TPD Genel Başkanı Prof. Dr. Gökhan Malkoç da yönetmeliğin oldukça önemli bir adım olduğunu ancak ülke koşullarına göre yönetmeliğin ciddi sorunları olduğunu söyledi. Malkoç, “Mevcut işyerleri için 3 aylık süre tanındı ancak bu süre içinde dönüşümün olması mümkün değil. Özellikle binaları düşündüğünüz zaman serbest aranan fiziki koşullar yeterli değil. Türkiye’de bu yönetmeliğin tanımladığı fiziki koşullara uygun bina bulmak çok zor. Bulunsa bile maliyetleri çok yüksek. Bu konularda uzun süre verilmesini hizmetlerin kesintiye uğramaması gerektiğini söyledik ancak bugüne kadar bir sonuç alamadık” dedi. Uygun koşullarda olan yerlerin kiralarının 200 bin TL’ye kadar çıktığını belirten Malkoç özetle şöyle devam etti: “Geçiş döneminde sürenin en az 1 yıl uzatılmasını ve en azından bazı koşullarda esneklik sağlanmasını bekliyoruz. Bu yönetmelik serbest çalışma hakkını tanıması açısından tarihi bir adımdır. Ancak bir standardı yakalayamadık. Her ilde farklı uygulama ve talepler var. Multidisipliner çalışma artık dünyada kabul edilen bir yaklaşım. Fizyoterapistin, diyetisyenin birlikte hizmet verebilmesinin önüne geçiyorlar. Modern sağlık hizmetlerinde ekip temelli çalışma esaslı ve önemli bir yaklaşımdır. Bu noktada maalesef bir problemle karşı karşıyayız. Ortak çalışma modellerinin yönetmelikte yer alması gerekiyor. İstihdam konusunda bir sınırlama var. Bir ofise 3 tane ruhsat verilebilir. Bu maliyetlerin artması anlamına geliyor. Bu da daha üst düzeyde ücretlerle yapılacak.

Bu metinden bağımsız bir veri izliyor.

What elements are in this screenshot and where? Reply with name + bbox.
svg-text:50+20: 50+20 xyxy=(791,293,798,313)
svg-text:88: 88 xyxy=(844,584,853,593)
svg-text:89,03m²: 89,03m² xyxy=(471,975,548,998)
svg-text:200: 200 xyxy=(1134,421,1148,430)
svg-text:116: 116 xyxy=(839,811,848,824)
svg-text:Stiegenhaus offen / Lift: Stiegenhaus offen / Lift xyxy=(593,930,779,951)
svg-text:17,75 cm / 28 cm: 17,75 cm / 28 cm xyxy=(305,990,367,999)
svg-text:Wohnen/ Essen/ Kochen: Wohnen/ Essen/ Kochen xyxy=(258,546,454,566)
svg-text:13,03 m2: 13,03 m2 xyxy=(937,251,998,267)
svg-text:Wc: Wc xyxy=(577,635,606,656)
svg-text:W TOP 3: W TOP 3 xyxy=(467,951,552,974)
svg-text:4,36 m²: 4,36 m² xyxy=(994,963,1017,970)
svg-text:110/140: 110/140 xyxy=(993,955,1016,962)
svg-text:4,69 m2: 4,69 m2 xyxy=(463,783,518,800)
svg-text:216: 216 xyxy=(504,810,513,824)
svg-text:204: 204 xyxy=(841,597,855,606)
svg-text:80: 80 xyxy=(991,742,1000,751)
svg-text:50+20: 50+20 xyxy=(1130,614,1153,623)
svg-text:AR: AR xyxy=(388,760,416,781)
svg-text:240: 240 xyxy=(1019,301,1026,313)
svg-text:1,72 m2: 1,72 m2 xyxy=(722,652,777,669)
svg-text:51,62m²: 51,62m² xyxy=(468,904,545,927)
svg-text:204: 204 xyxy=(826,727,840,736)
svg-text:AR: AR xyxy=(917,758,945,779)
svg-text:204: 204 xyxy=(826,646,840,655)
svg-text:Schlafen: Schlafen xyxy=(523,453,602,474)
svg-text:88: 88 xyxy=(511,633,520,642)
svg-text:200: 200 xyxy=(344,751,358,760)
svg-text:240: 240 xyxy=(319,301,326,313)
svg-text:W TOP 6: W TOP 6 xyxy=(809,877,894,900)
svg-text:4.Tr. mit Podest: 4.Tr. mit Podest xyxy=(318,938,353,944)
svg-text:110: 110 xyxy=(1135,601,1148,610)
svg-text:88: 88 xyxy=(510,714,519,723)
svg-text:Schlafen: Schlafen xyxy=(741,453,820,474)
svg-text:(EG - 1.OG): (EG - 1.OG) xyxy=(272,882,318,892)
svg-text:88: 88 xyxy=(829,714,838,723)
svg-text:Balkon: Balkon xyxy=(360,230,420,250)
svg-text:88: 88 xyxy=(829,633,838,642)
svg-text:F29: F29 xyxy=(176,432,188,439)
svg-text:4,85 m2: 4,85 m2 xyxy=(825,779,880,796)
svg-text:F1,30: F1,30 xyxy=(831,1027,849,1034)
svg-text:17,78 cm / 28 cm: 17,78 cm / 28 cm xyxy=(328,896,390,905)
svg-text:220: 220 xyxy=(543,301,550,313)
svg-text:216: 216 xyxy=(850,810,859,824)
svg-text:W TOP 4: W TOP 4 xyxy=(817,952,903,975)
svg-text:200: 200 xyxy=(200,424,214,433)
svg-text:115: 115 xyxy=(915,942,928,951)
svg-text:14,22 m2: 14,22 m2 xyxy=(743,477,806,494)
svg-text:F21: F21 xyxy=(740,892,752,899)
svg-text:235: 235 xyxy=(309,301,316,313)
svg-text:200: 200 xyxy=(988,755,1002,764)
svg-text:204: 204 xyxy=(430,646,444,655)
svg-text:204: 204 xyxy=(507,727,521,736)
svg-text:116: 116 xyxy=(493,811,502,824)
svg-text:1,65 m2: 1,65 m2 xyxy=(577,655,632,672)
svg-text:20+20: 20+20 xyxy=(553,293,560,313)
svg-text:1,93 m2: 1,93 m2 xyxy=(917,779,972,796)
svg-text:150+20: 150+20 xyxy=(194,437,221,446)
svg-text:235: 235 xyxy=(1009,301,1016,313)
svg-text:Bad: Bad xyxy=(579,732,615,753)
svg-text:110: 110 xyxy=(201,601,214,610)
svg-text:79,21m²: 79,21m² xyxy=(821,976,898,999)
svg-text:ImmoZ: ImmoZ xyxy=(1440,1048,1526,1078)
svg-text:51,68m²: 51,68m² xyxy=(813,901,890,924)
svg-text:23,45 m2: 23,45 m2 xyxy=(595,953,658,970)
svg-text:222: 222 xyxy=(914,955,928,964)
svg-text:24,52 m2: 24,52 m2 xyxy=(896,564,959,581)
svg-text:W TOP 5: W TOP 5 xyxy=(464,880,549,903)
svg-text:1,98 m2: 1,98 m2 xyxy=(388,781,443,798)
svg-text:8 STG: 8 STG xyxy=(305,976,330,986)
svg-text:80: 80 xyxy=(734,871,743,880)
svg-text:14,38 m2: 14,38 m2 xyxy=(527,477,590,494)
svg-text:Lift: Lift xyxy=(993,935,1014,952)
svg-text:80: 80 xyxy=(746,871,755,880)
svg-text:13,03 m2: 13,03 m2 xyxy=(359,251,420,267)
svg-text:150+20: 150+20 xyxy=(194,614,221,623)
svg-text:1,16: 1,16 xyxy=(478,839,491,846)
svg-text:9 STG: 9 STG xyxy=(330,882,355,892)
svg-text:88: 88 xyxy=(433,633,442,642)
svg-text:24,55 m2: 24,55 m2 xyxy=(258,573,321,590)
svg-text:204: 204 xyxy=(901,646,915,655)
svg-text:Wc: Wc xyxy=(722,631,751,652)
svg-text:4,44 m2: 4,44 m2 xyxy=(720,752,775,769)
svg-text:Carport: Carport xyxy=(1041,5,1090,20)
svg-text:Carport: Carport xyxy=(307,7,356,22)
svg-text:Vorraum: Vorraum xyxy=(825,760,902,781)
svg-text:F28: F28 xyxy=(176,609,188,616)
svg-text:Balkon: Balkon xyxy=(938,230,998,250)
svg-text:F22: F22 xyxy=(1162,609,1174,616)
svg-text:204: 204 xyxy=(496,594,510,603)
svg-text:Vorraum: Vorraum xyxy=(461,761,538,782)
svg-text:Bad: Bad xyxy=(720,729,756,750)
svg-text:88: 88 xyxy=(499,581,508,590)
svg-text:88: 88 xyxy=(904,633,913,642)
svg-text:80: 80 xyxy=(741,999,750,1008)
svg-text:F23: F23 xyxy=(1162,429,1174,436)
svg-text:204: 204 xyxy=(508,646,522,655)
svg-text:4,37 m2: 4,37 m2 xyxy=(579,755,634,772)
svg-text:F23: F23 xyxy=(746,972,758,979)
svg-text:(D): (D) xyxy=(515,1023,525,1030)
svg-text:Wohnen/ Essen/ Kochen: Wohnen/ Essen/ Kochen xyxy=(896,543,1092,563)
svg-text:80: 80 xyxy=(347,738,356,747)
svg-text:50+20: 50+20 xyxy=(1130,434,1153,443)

Burada da kamu yararına risk oluşacak.”
***
YÖNETMELİĞE DAVA AÇILDI
TTB yönetmeliğin belirsizliklerle dolu olduğunu belirterek süreci mahkemeye taşıdı. Dava dilekçesinde, yönetmeliğin sağlık alanındaki görev dağılımını altüst ettiği vurgulandı. Dilekçede, hekimlik mesleğinin serbest icrası için gerekli olan bağımsız karar verme, meslek örgütüne bağlılık ve etik sorumluluk gibi kriterlerin göz ardı edildiği ifade edildi. Dava açılmadan önce TTB UDEK aracılığıyla birçok uzmanlık derneğinin görüşü de alındı. Uzmanlar, düzenlemenin sağlık hizmetlerinin niteliğini düşüreceği, meslek içi hiyerarşiyi ve hasta güvenliğini tehlikeye atacağı görüşünde birleşti. Türk Psikologlar Derneği (TPD) de yönetmeliğe karşı dava açtı. Yönetmeliğin psikologların mesleki haklarını korumak bir yana, önemli eksiklikler ve riskler barındırdığını ifade etti. Dernek, 1219 Sayılı Yasa Ek Madde 13’ün Anayasa’ya aykırılığı, yönetmelikte psikolojinin tıbbi uygulamaları eğitim ve sertifikasının eklenmemiş olduğu ve yönetmelikte düzenlenen fiziki koşullar, çalışma esasları ve sair hususlara karşı dava açıldığı belirtildi.